Debt Service Coverage Ratio (DSCR)
All lenders will use your financial statements to calculate your company’s debt service coverage ratio. They typically look for an amount that is less than 1.25-1.35 times your expenses including the loan under consideration.
How each lender calculates the DSCR may vary but will include dividing annual net operating income by total principal and interest of all debt obligations.
Additional factors are often taken into consideration such as tax obligations, seasonal fluctuations in income, upheavals in your niche, and anything else that lender deems important.
A DSCR of less than 1.0 indicates negative cash flow and a likely inability to repay any new debt incurred.
Your business plan needs to include how you plan to spend the loan proceeds and realistic financial projections for future growth.
Include market information and details on the status of your business niche and how demand for your products and services is growing.
Lenders want to know your business strategy considers changes in the market and how it will increase your profitability and ensure loan repayment.
Personal and Business Credit Scores
Both your personal and business credit scores will be reviewed because lenders want to know how you manage your money. Review your credit reports and have inaccuracies removed.
Work toward further improving credit scores by:
- Scheduling your payments to ensure you pay them on time
- Reducing your debt
- Keeping a low utilization of your available credit
- Opening a business credit card
For an established business in a strong financial position, personal credit scores are less critical.
Did you know that lenders have their own internal bank ratings? Your bank rating is the total amount of borrowing capacity that a business can obtain from a bank.
The date your business bank accounts are opened is used as the start date of your business. More established businesses have an easier time borrowing.
To get a bank rating of low 5, you need a bank reference (the person you work with at your bank), and ideally a $10,000 average daily balance (ADB) over three months. (Low 5 means a business has a $5000-$35000 ADB.)
While you can get a loan with a high 4 bank rating ($7000-$9999 ADB), the process will take longer. Apply for loans when your ADB is highest to increase your chances of loan approval.

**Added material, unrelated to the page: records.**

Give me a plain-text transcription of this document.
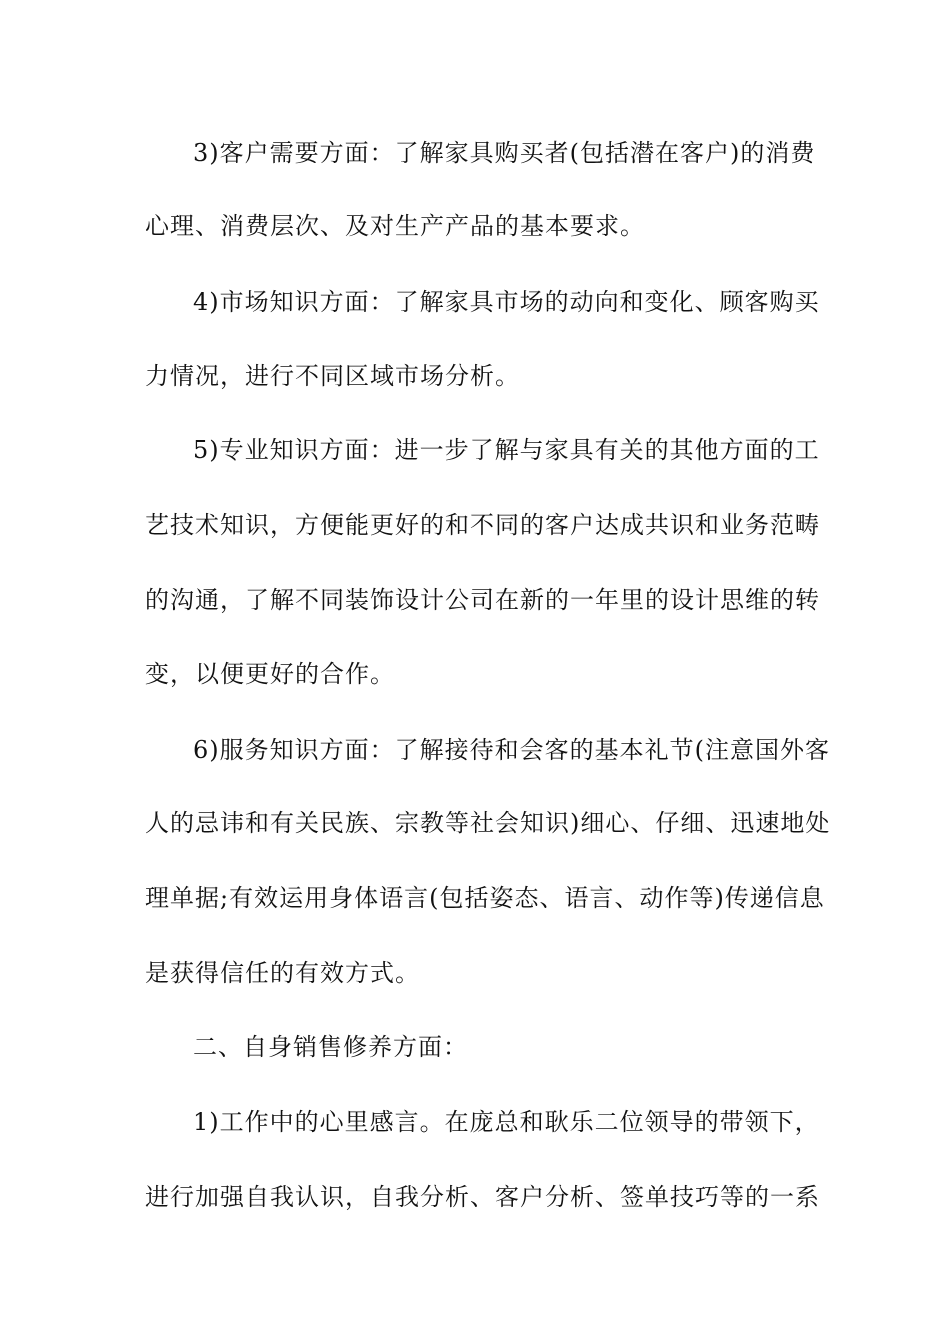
3)客户需要方面：了解家具购买者(包括潜在客户)的消费
心理、消费层次、及对生产产品的基本要求。
4)市场知识方面：了解家具市场的动向和变化、顾客购买
力情况，进行不同区域市场分析。
5)专业知识方面：进一步了解与家具有关的其他方面的工
艺技术知识，方便能更好的和不同的客户达成共识和业务范畴
的沟通，了解不同装饰设计公司在新的一年里的设计思维的转
变，以便更好的合作。
6)服务知识方面：了解接待和会客的基本礼节(注意国外客
人的忌讳和有关民族、宗教等社会知识)细心、仔细、迅速地处
理单据;有效运用身体语言(包括姿态、语言、动作等)传递信息
是获得信任的有效方式。
二、自身销售修养方面：
1)工作中的心里感言。在庞总和耿乐二位领导的带领下，
进行加强自我认识，自我分析、客户分析、签单技巧等的一系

Eliminate insufficient funds (NSF) and generate an active positive cash flow. You cannot just leave a high balance sitting there; your business must be actively generating a steady volume of regular deposits.
Know How to Qualify For a Small Business Loan Now?
Understanding what lenders are reviewing when you apply for a loan enables you to focus on improving your chances of landing a loan for improvements or growth.
Apply these tips and you will know how to qualify for a small business loan.